In my forthcoming book (May 3) The Silenced Child,
I offer evidence, based on stories from my pediatric practice integrated with
contemporary developmental science, that the disease model of biological
psychiatry may interfere in a child's development if we fail to protect time to
listen to what a child's behavior is communicating. Recently I came upon a
powerful blog
post eloquently articulating
exactly this idea, but told from the perspective of a mother
who herself was a psychiatric patient as a child.
The author, Faith Rhyne, wrote the post in
the wake of the viral blog post I
am Adam Lanza's Mother that
followed the Newtown shootings. She tells her own story, offering alternatives
to the disease model of mental illness, that she views as highly
destructive.
First she writes of her own struggles as a
child:
"At age 12, I sat in a room with my mother, in an office that I didn’t want to be in, and listened to her discuss with a doctor what might be “wrong” with me. She was concerned and she had every right to be. In fact, she had a responsibility to be and, as a mother, she had an instinct to be. I was her child and I was struggling. I was angry, violent, suicidal, sullen, and rude."
She identifies how in this type of evaluation, the nuanced details of a child's struggles may not be heard:
"I don’t know if they told those doctors that I had just watched our family land be cleared and developed or that I was terrified of my math teacher or that, the year before, I had gone to Catholic school for a year, where an 8th grader had kissed me on the bus."
She fully acknowledges that she was suffering, but that the suffering was in no way alleviated by the notion that there was something "wrong" with her brain:
"My family spent many thousands of dollars
trying to help me and, as it turned out, the help hurt me more. Further,
the idea that I had something out-of-whack in my brain drove an invisible wedge
between me and the rest of my family, who spoke in measured tones and who would
glance at me furtively, wondering if I was about to explode."

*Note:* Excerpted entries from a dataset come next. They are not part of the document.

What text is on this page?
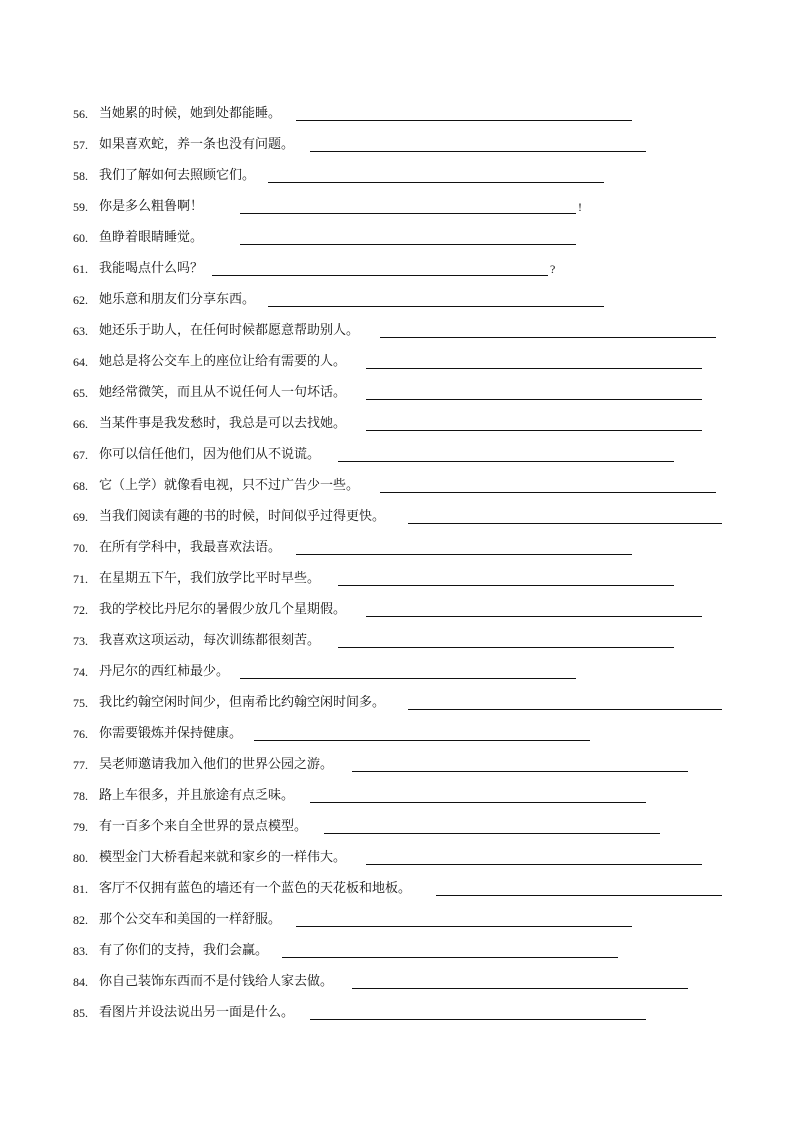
56. 当她累的时候，她到处都能睡。
57. 如果喜欢蛇，养一条也没有问题。
58. 我们了解如何去照顾它们。
59. 你是多么粗鲁啊！	!
60. 鱼睁着眼睛睡觉。
61. 我能喝点什么吗？	?
62. 她乐意和朋友们分享东西。
63. 她还乐于助人，在任何时候都愿意帮助别人。
64. 她总是将公交车上的座位让给有需要的人。
65. 她经常微笑，而且从不说任何人一句坏话。
66. 当某件事是我发愁时，我总是可以去找她。
67. 你可以信任他们，因为他们从不说谎。
68. 它（上学）就像看电视，只不过广告少一些。
69. 当我们阅读有趣的书的时候，时间似乎过得更快。
70. 在所有学科中，我最喜欢法语。
71. 在星期五下午，我们放学比平时早些。
72. 我的学校比丹尼尔的暑假少放几个星期假。
73. 我喜欢这项运动，每次训练都很刻苦。
74. 丹尼尔的西红柿最少。
75. 我比约翰空闲时间少，但南希比约翰空闲时间多。
76. 你需要锻炼并保持健康。
77. 吴老师邀请我加入他们的世界公园之游。
78. 路上车很多，并且旅途有点乏味。
79. 有一百多个来自全世界的景点模型。
80. 模型金门大桥看起来就和家乡的一样伟大。
81. 客厅不仅拥有蓝色的墙还有一个蓝色的天花板和地板。
82. 那个公交车和美国的一样舒服。
83. 有了你们的支持，我们会赢。
84. 你自己装饰东西而不是付钱给人家去做。
85. 看图片并设法说出另一面是什么。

She echoes the work of Stanley Greenspan, who identified the intimate connection between our sensory and affective experience, when she writes:
"It wasn’t until 20 years later that
I learned that the way I process information affects how I feel and that not
everybody’s brain works like mine...For some, the world is a loud and clumsy place, full of laughter that isn’t
understood and a deep observant sadness. For others, clothes hurt and school is
a nightmare. The lights buzz. The cafeteria stinks. The kids are mean and the
teachers are uninspiring. For some, it is all very confusing and hard to keep
up with. The frustration alone brings tears and anger."

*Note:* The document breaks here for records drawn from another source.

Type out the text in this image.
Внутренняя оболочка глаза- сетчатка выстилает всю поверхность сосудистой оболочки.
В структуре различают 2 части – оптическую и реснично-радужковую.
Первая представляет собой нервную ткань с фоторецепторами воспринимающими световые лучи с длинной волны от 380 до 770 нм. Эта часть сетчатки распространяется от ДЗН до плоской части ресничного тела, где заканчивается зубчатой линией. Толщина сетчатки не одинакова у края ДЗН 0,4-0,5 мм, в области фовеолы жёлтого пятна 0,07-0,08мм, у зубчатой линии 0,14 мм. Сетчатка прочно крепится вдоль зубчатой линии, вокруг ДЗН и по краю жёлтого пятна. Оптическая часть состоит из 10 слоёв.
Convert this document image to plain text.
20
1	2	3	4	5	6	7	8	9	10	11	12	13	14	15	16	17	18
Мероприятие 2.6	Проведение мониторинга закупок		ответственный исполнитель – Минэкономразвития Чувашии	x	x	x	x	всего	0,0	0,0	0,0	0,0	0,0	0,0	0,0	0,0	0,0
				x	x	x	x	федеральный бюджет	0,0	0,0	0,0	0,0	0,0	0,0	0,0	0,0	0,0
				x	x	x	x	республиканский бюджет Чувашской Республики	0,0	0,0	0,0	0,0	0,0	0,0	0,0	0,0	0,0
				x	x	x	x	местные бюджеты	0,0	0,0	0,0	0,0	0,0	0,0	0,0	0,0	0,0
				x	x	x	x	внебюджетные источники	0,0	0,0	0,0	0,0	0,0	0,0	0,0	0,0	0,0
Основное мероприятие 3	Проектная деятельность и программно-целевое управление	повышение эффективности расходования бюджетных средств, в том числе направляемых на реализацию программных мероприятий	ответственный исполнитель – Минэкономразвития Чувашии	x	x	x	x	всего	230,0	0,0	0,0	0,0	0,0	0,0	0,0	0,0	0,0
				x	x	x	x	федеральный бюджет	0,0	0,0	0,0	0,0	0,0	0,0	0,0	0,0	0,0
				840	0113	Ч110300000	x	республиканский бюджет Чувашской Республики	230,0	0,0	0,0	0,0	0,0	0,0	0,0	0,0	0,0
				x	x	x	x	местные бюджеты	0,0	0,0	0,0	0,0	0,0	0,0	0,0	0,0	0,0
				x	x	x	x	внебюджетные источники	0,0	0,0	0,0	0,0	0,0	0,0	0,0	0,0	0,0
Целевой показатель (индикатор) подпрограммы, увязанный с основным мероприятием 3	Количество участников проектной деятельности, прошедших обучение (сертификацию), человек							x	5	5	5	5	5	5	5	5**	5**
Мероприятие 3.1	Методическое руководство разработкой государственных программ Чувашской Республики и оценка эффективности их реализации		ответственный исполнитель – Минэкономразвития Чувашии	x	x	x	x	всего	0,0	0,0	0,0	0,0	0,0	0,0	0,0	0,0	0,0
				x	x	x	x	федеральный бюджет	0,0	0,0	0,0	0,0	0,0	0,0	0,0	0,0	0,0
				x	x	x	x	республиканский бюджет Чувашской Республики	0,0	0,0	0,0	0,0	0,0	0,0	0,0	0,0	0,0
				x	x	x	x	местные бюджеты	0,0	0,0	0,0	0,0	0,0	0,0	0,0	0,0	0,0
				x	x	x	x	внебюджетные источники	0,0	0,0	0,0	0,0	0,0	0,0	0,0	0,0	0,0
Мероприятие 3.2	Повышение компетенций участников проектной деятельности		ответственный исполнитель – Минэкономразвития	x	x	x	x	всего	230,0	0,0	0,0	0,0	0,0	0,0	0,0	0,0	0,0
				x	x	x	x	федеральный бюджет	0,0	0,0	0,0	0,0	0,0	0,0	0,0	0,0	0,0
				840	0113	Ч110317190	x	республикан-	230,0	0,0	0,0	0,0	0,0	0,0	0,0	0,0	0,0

She highlights the complexity of the genetic aspect of emotional struggles when she sees similar qualities in her own children. Not only do they seem to share these traits with her, but when she observes their struggles it provokes painful memories of her own childhood. She speaks from a place of deep empathy for both parent and child:
"No parent wants to see their child struggle. I am the mother of children
sometimes remind me a bit of myself as a kid, kids who are bright and
sensitive, who feel things deeply and who sometimes aren’t easy to comfort when
they have simply had enough. I understand how it feels to not know what to do,
to see that your child is struggling and to find that efforts to “make it
better” seem to cause more upset."
She calls attention to the need for families to:
"find skilled and conscientious supporters to help empower their children to be
confident in the worth of their differences and to find self-determined ways to
navigate challenges."
And to take time to listen to what the child's behavior is communicating:
"Often, children don’t know how to articulate what they need. However,
they will try to tell you. Sometimes, when children “act out,” they are trying
to tell you."
She captures the painful sense of betrayal that accompanies being told that there is something wrong with your brain:
"What does it feel like when the people you most need to believe in the strength
of your future and the sincerity of your struggle sit down and inform you that
there is something imbalanced in your brain and that it means you’ll probably
always struggle and that it means, also, that people may be scared of you,
because they don’t understand."
She articulates how the very effort to decrease stigma by equating mental and physical illness actually worsens stigma:
"The idea of mental illness creates and sustains stigma, by informing us that
people who struggle with their humanity in ways outside of the acceptable range
of normality are inherently flawed."
Finally she seems to channel the ideas of pediatrician and psychoanalyst D.W.Winnicott when she describes how the disease model may obstruct healthy development by interfering in a parent's ability to see the child's "true self:"
"When the professionals teach mothers to see their children as ill, both mother
and child are harmed in that they lose something essential to the parent-child
relationship, which is the ability to see their children clearly, with
compassion, love and a commitment to their brightest possible futures."
My major divergence from Ms. Rhyne lies in the fact that that while she appears to have joined the
"anti-psychiatry" movement, I do not see this problem as the "fault" of psychiatry alone. Rather, as I also articulate in my new
book, I see a complex set of cultural forces that have come together in a
society that is in many ways prejudice
against children. A range of professionals who care for children, including psychiatrists, pediatricians, occupational therapists, educators, and many others, must join together with parents to overcome this prejudice. We must recognize the value and necessity of protecting time and space to listen to
these youngest voices. In doing so we support their healthy development, and with that our future.